As a brief example, I told my students that classes would start and end on time. I held up my end of the deal by setting an alarm on my cell phone – at 12:25 the beeper would go off and if I couldn’t wrap up what I was doing in 10 seconds or less I’d cut it off right away. This completely eliminated the usual loss of focus and coat-shuffling/stuffing of notes into bags that usually happens near the end of lectures – students knew they could count on me to let them out on time. It also seemed to encourage them to arrive punctually, or to at least warn me in advance when they’d not be able to be on time, and they demonstrated respect for their classmates upon arriving/leaving by keeping the disturbance to a minimum.
Another thing I strongly recommend is to set the in-class tone on day one. Do you expect students to engage in discussions, do group work, ask questions, solve problems in-class, read from PowerPoint slides, use clickers, take notes from the chalkboard? Have them do these things on the FIRST day of class as much as possible.
I think this is especially important if you are straying from the traditional “I will stand at the front and lecture at you with slides” teaching format that most students are accustomed to. If you plan on employing active or student-centered learning strategies in your class (and you should), you need to make it clear ASAP because you might encounter resistance from some students. They will be able to determine, before the drop/add date, if the class content AND format are going to align with their needs and interests.
5. Develop thoughtful, thorough assignment descriptions and rubrics, and grading schemes for exams.
This will take a fair bit of time, but, a) it’s so worth it, and b) it’s just good pedagogical practice – not just good, but absolutely non-negotiable in my opinion, whether you or a TA are doing the marking. Make the information available to students as early as possible.
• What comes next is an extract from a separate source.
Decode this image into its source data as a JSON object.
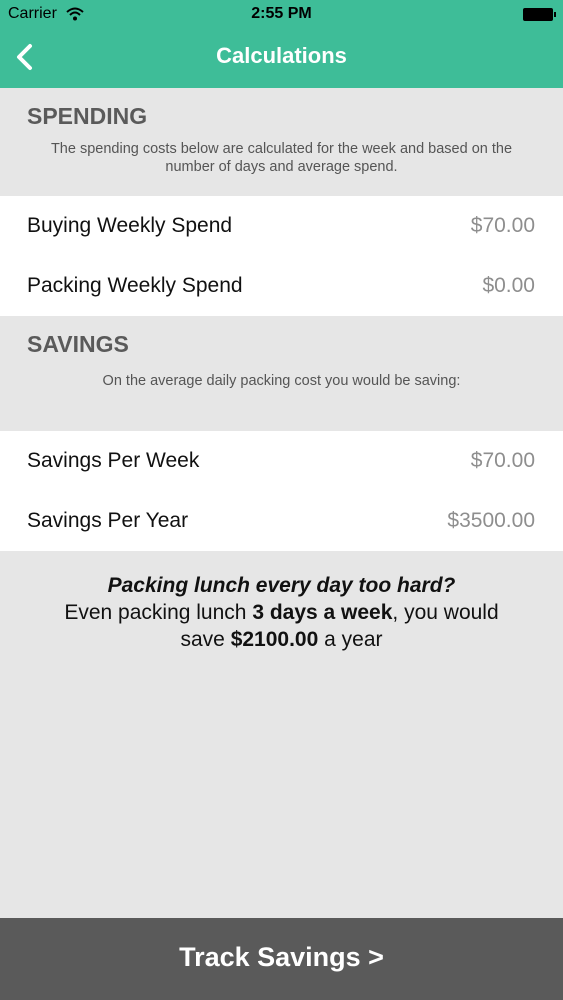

Rubrics will make marking a hundred times faster, will all but eliminate inconsistencies or subjectivity in the grading, and will significantly reduce the amount of questions or complaints you get about marks, especially if you provide the exam grading schemes after the exams have been handed back. Students can easily check their own work and figure out where they went wrong, and I’d argue that there’s better learning to be had in that process than a discussion with the instructor.